IS FREMANTLE up for the fight?
That's the question coach Justin Longmuir is asking after the club's 61-point loss to St Kilda on Friday night.
SAINTS v DOCKERS Full match coverage and stats
With midfield one-two punch Andy Brayshaw and Caleb Serong each held to fewer than 20 disposals, the Dockers recorded their equal 10th lowest score in history, kicking 5.3 (33), and had recorded just seven points to half-time.
It was a significant fall from grace after last week's stunning upset win over Adelaide.
"I think everyone at the football club at the moment should be questioning themselves," Longmuir said post-match.
"The first thing I look at after a performance like that, and any good leader should, is, 'What did I get wrong?' Like, I'm not sitting here blaming the players. I've got to look at my own performance this week, and am I contributing to us being an inconsistent team?
"So, of course I'm going to question myself. (I) can't just sit here and say it's all on the players."
A lack of consistency, and an apparent reliance on too few to start the charge has marred the club this year, and it has now lost its past five matches in Victoria.
"The main message after the game to the players is, 'Are we up for the challenge that an AFL season confronts us with?'" Longmuir said.
"Because we can't be that team that has the high highs and the low lows. We want to be a really consistent team that goes back to zero each week, understands what each team's strengths are, and be willing to prepare week in, week out to be that consistent team we need to be.
"And the results show we're not at the moment."
St Kilda got the jump on the Dockers, and the margin snowballed from there. As they were being beaten at the contest, the visitors were forced to attempt attacking movement from the back half, which was slow and stagnant.
"When we're playing at our best, we're taking away time and space and we turn the ball over (in) areas that make it easier to attack," Longmuir said.
"So, I didn't see the start of the game as a ball movement thing… we were beaten in the contest post-clearance, pre-clearance to start with, then we couldn't defend our front half."

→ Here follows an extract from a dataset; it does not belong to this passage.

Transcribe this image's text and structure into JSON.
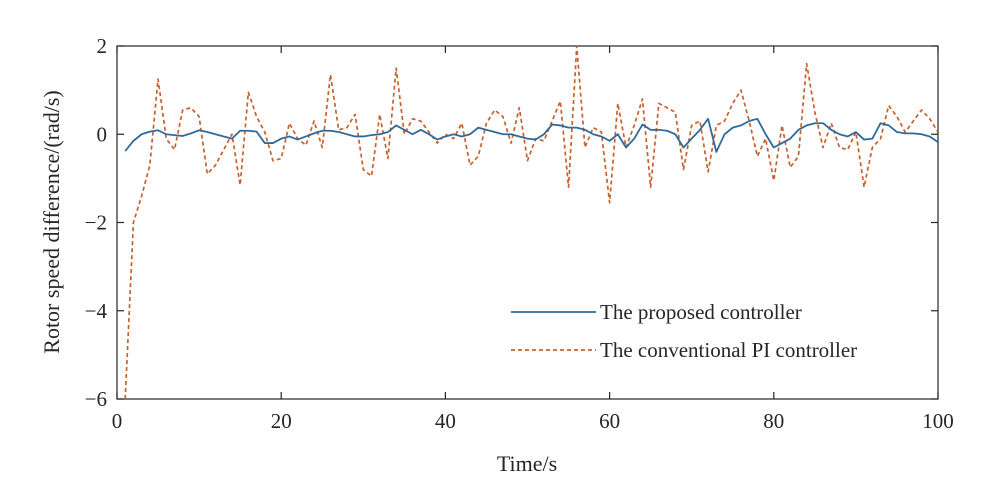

The problems in the midfield were compounded by a significant injury to dynamic ball user Hayden Young, who re-injured the same hamstring that kept him off the park early in the season. He shuffled from the ground during the second quarter and was subbed out shortly after.
"We'll get it scanned, but it doesn't look great … it looks serious," Longmuir confirmed.
St Kilda's ability to get back on top in the contest after last week's loss to Brisbane was a positive sign, as the midfield combination of Jack Macrae, Jack Steele, and Hugo Garcia worked a treat.
There were no specific tagging or run-with roles assigned to shut down the Brayshaw and Serong pairing, rather head-to-head battles with "some good opponent responsibility", according to coach Ross Lyon.
"We didn't have a tag, (Marcus) Windhager just rolled around on the wing," Lyon said.
"It was very effective, which was a big win, but we had him there if we wanted to… we focus 90 per cent on ourselves during the week, and then at the back end we got to Fremantle in line meetings."
There were concerns in the second quarter that key defender Dougal Howard might be done with an adductor injury, but after 25 minutes with the doctors on the bench, he was able to play out the game. St Kilda's substitute – Tobie Travaglia – went unused after the Saints' sub was a key talking point last week.
"I actually said, 'Who comes off with adductors?'" Lyon said.
"That wasn't an injury in 2000 but it is now. But to answer your question, without being cute, I said we really need him if he can come back on. So, I think he was just a bit tight, the physios get down there in the moment, they stretch it, maybe a couple of Panadols, and he came on and I thought he was really effective.
"But it was critical that, to your point, he came back on. I actually said we can't do an early sub."
Matteas Phillipou, who was named earlier in the week for his first game of the season after a stress reaction in his femur, was a late out due to a corked quad.
"He was picked, and he had a knee-on-knee clash around his quad early in training. He went off and he said, 'I'll get up'… but we picked the team without him in, (the) doctors were never confident," Lyon said.